For results see: Booth JAT. 2011. Hypoxic and low pH water in the nearshore marine environments of Monterey Bay, California: Characterizing a decade of oxygen and pH, and drivers of variability. Masters Thesis. Moss Landing Marine Laboratories, California State Universities. p. 124 Access it using the link below.

Study Parameters

  • carbonate chemistry
  • Dissolved oxygen
  • pH
  • Nitrites
  • Nitrates
  • Conductivity
  • Salinity
  • Temperature

Study Methods

See: Booth JAT. 2011. Hypoxic and low pH water in the nearshore marine environments of Monterey Bay, California: Characterizing a decade of oxygen and pH, and drivers of variability. Masters Thesis. Moss Landing Marine Laboratories, California State Universities. p. 124

At the Monterey Bay Aquarium, seawater from the adjacent kelp bed is drawn in through one of two intake pipes, the mouths of which are protected by coarse mesh screen. The intake lies at 17 meters depth, approximately 340 m offshore from the aquarium pump house and main facilities. Flow-through seawater measurements include temperature, dissolved oxygen (DO) and pH. Temperature has been recorded since September 21, 1995 by an AGM thermocouple at the pump house. Dissolved oxygen, conductivity, pH and carbonate chemistry were measured from the same water at a site inside the aquarium main facility. Dissolved oxygen has been recorded since April 1, 2000 with a Point Four OxyGuard Stationary Probe (Type 1). On September 24, 2009 a GLI Encapsulated LCP (Liquid Crystal Polymer) Differential pH Sensor with Internal Preamplifier and Glass Electrode was installed and calibrated using Fisher Scientific NBS buffers.

Discrete spot-check measurements of temperature, DO, and pH were taken once or twice per week since April 14, 1998, May 21, 1999, and June 18, 1996 respectively and have continued until the present (Table 1, Figure 11). Measurements were conducted using the outflow water of the flow-through monitoring program using a Hach IntelliCAL dissolved oxygen probe (optical) and liquid filled pH electrode (Figure 5). These data were used by MBA staff to assess the accuracy of the flow-through instruments. I used these data to serve as a quality control for the flow-through time series and to look at long-term patterns in pH. Temperature spot checks were taken inside the aquarium where the DO and pH sensors were located and were on average 1.33°C higher than the values from the thermocouple in the pump house. This warming was attributed to pipe friction.

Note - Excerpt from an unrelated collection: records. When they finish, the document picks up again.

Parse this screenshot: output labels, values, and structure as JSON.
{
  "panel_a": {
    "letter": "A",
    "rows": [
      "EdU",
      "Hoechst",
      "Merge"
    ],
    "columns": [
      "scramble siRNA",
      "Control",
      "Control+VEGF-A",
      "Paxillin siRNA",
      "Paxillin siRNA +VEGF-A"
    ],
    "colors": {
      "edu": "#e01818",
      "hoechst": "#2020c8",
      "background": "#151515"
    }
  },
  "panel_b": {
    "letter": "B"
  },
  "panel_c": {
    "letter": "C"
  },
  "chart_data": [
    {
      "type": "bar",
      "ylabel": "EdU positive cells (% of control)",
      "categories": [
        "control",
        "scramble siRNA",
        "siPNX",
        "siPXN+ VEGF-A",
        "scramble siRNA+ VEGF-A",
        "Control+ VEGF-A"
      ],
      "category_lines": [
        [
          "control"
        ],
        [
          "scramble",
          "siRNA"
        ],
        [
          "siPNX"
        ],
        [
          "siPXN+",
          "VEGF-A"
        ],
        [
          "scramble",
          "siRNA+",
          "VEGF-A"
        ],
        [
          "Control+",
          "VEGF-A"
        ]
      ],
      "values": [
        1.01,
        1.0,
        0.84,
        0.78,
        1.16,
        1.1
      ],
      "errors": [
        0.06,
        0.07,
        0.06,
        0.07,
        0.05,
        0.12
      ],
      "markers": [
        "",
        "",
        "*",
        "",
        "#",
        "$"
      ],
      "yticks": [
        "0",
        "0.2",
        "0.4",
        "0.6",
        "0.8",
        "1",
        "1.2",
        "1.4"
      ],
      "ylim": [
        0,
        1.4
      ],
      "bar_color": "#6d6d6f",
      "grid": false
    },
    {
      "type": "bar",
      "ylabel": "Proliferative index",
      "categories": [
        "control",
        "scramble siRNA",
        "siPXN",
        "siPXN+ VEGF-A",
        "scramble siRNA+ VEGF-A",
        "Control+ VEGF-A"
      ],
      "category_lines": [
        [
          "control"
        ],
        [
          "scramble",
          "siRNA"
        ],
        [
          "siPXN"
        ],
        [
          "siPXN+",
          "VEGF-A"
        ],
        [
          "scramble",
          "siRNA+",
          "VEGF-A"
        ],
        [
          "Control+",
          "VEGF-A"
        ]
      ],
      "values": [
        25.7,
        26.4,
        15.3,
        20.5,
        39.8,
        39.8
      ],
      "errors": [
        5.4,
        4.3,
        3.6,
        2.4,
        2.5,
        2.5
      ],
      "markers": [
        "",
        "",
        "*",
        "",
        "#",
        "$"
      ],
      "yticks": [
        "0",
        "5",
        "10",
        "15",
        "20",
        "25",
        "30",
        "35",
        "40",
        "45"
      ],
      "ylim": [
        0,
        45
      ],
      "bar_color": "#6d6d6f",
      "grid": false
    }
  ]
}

On 27 May 2010, carbonate chemistry measurements (total carbon dioxide (TCO2) total alkalinity (TA), and carbonate (CO32-)) were added to the weekly spot check at MBA. Water was collected in airtight plastic bottles inside the aquarium where the DO and pH sensors are located (Figure 5). Samples were analyzed by the Gran titration method using a Metrohm 809 Titrando using Tiamo Titration Software. The probe on the titrator was calibrated monthly.

Figures and Images

Figure 1. Schematic of seawater intake plumbing and monitoring at the Monterey Bay Aquarium in Pacific Grove, California. Flow-through measurements record every 5 minutes and spot-check measurements were conducted weekly.

Figure 2. Schematic of cold, hypoxic (low oxygen) and low pH water transport into nearshore. Right panel illustrates the winter, non-upwelling season when hypoxic water is deep and the mixed layer is deep. The water advected inshore by internal tidal motions is similar to surface waters. The left panel shows upwelling conditions where deep, cold, hypoxic water is shallow enough for the internal tide to transport it inshore.

Figure 3. Schematic of average low DO/ low pH event in the nearshore of southern Monterey Bay (Monterey Bay Aquarium) over a 24 hour period at ~17 m depth. Center plot shows the DO/pH/temperature signal fluctuating with the semidiurnal internal tide. Additional axes indicated different oxygen units and the associated pH and temperature ranges. Far right labels show origin of the water sampled.